Background: Peripheral artery disease in transcatheter aortic valve replacement (TAVR) patients often results in the choice of an alternative access route, such as transapical, which is associated with a higher rate of complications. Several studies have shown a worse outcome for the transapical access in the overall population of all TAVR patients. However, so far there is little evidence of the Germany-wide outcome of TAVR patients suffering from peripheral artery disease.

Methods: All 8,934 TAVR procedures for aortic valve stenosis in patients with peripheral artery disease in 2019-2022 in German hospitals were analysed. In-hospital mortality and in-hospital complications were compared for transfemoral vs transapical TAVR.

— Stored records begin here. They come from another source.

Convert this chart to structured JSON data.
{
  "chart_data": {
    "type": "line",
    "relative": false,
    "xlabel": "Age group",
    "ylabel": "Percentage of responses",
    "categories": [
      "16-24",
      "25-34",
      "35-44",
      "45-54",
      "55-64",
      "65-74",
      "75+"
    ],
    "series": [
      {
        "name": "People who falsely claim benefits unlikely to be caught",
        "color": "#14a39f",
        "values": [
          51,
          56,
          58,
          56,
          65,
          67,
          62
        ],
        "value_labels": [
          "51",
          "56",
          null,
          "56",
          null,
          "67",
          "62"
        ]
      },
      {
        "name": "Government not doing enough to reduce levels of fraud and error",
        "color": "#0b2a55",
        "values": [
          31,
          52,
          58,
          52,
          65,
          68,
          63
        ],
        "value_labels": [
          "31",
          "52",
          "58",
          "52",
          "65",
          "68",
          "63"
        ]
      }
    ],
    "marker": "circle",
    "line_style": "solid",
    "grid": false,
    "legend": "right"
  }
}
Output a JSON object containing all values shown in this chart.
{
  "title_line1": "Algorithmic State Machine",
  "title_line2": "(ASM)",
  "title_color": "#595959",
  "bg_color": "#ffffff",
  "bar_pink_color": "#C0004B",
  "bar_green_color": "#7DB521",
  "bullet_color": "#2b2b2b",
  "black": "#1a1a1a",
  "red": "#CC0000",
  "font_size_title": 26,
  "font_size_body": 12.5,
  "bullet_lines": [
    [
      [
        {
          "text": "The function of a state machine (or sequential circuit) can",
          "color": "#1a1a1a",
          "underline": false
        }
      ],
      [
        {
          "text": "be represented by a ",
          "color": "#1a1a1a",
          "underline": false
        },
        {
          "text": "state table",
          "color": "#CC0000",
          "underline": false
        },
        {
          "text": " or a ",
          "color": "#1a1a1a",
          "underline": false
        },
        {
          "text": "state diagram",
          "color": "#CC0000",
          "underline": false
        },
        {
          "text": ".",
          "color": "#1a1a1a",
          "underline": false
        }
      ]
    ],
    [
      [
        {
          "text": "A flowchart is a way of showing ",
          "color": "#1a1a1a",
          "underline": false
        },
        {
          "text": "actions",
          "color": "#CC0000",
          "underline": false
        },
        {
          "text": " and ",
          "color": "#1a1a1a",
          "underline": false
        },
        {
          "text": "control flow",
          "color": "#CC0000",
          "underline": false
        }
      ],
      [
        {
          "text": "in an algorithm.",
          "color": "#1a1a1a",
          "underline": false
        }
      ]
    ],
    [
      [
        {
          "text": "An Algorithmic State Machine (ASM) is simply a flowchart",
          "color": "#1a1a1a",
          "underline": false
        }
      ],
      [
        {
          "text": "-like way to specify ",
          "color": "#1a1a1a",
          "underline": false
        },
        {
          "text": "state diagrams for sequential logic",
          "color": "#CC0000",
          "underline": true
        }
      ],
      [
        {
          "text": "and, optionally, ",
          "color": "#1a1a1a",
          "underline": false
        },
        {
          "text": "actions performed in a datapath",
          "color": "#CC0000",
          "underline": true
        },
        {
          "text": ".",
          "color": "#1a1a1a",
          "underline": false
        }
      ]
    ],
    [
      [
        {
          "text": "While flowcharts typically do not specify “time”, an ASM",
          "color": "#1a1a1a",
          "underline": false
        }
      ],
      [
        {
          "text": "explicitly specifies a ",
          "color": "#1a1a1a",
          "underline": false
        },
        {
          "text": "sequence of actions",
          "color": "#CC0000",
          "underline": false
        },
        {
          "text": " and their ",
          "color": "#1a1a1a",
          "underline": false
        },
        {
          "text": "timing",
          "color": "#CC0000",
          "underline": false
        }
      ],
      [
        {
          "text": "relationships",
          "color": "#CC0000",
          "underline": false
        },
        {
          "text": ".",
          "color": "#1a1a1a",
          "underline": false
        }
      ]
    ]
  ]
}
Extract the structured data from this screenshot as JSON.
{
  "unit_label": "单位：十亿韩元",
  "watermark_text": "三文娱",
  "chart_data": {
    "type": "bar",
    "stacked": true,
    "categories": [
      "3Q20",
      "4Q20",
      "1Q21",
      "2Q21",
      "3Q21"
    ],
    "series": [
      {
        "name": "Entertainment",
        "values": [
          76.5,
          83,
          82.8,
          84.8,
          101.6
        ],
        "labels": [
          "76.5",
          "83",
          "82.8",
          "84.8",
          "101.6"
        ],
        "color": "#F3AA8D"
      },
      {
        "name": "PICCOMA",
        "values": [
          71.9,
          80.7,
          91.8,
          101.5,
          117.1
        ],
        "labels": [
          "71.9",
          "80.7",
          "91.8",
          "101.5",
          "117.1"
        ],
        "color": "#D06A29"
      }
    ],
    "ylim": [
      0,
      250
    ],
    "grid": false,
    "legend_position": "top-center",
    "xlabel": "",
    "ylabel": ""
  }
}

Results: The baseline characteristics of 7,419 transfemoral and 1,515 transapical TAVR procedures showed that patients in the transfemoral group were older with 80.5 vs 78.8 years (p<0.001) and had a comparable logistic EuroSCORE of 21.6 and 21.7% (p=0.635). Patients treated with a transfemoral TAVR showed lower rates of in-hospital mortality of 3.1 vs 5.9% (p<0.001), major bleeding of 3.0 vs 7.0% (p<0.001), acute kidney injury of 13.5 vs 15.8% (p=0.020), postoperative delirium of 9.1 vs 16.8% (p<0.001), mechanical ventilation >48h of 2.5 vs 6.5% (p<0.001), and pericardial tamponade of 0.7% vs 2.2% (p<0.001) as well as a shorter length of hospital stay of 12.0 vs 16.4 days (p<0.001). However, there was a higher rate of permanent pacemaker implantations of 13.0 vs 9.0% (p<0.001). After risk adjustment, results largely persisted: Patients in the transapical group had a higher causal risk ratio (RR) for in-hospital mortality (RR=1.70, p<0.001), major bleeding (RR=2.23, p<0.001), postoperative delirium (RR=1.89, p<0.001), mechanical ventilation >48h (RR=2.05, p<0.001), and pericardial tamponade (RR=3.04, p<0.001) as well as a longer length of hospital stay (coefficient = 4.02 days, p<0.001). However, there was a lower risk of permanent pacemaker implantations (RR=0.70, p=0.010).

Conclusion: Patients with peripheral artery disease treated with transfemoral TAVR showed lower in-hospital mortality and overall complication rates. These results support the assumption that a transfemoral access should also be preferred in patients with peripheral artery disease if suitable.